Even if you don't have a problem teenager you have the difficulties relating to general reliability and expensive repair costs. (to be fair this also applies to all-in-ones which are essentially just a bunch of laptop parts crammed into the rear of a monitor). I have an ostensibly more than useable core2-duo, 4Gb, 1920x1200 laptop with inbuilt 256mb nvidia 6xxx graphics that I bought a few years ago. It is still a workable spec but it is mostly rendered useless due to the small problem of the non standard *radial* fan grinding away at itself and causing the whole rig to overheat whenever running anything that uses 3D. There is little hope of finding a replacement fan for this machine so it sits in a cupboard unused.
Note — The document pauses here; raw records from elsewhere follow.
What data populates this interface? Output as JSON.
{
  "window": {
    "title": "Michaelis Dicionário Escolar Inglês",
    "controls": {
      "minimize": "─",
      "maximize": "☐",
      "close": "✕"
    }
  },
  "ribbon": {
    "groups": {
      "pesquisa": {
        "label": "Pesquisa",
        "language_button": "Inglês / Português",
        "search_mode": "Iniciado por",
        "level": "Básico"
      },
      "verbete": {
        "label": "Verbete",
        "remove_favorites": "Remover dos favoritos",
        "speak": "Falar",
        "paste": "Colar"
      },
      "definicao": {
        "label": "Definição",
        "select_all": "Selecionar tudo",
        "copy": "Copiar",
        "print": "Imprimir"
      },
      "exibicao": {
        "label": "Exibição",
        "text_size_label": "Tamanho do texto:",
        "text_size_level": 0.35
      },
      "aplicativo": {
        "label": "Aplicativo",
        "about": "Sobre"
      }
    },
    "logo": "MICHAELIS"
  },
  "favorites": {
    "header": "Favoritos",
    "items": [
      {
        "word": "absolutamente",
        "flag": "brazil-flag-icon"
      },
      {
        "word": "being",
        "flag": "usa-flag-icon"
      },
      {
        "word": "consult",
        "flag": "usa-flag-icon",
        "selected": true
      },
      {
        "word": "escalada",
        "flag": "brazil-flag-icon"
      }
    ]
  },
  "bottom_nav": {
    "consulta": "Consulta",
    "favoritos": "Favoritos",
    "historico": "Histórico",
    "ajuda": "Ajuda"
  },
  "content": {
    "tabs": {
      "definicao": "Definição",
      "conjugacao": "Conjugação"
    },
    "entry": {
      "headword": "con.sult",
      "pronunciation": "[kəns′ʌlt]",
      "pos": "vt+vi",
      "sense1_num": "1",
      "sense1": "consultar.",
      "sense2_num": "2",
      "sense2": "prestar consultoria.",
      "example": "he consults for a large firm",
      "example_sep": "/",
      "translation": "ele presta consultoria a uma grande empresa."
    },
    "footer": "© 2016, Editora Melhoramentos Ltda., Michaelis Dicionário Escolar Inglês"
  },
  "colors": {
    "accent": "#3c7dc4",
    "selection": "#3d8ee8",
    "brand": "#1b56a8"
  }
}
The occasionally upgraded Athlon64 desktop that predates it (whose oldest part dates back to last century) is still going strong.
Then there are drivers. For some reason you can get drivers for any old random manufacturer graphics card that uses an nvidia chip from the nvidia website, *unless* the chip is in a laptop. Then I am required to rely on the manufacturer to provide drivers and we all know how good most of those assholes are at providing up to date drivers for anything that they are not selling that week.
No, laptops are not the answer. Laptops are well suited to mobile computing (which funnily enough is what they are designed for) but a proper desktop is much better value, is more reliable and allows much more flexibility for upgrading than any laptop (or all-in-one) will ever do.
Touchscreens 24" or whatever
The whole idea of a 24" touchscreen is bonkers except in a very few instances.
An iPad or other tablet sitting on one's lap works, because the arm is essentially at rest. And the distance the hand has to move is relatively small.
If you have a 24" touchscreen at arm's length, the arm is not at rest. It is being made to work hard. Too hard to be comfortable.
The few cases where a 24" touchscreen could work would be information booths and that sort of thing, where the interaction will be over and done with in a matter of minutes. And the whole experience is a bit of a gimmick and a novelty.
There are large touchscreen home AIOs available now. They look OK, but who actually uses them as touchscreens?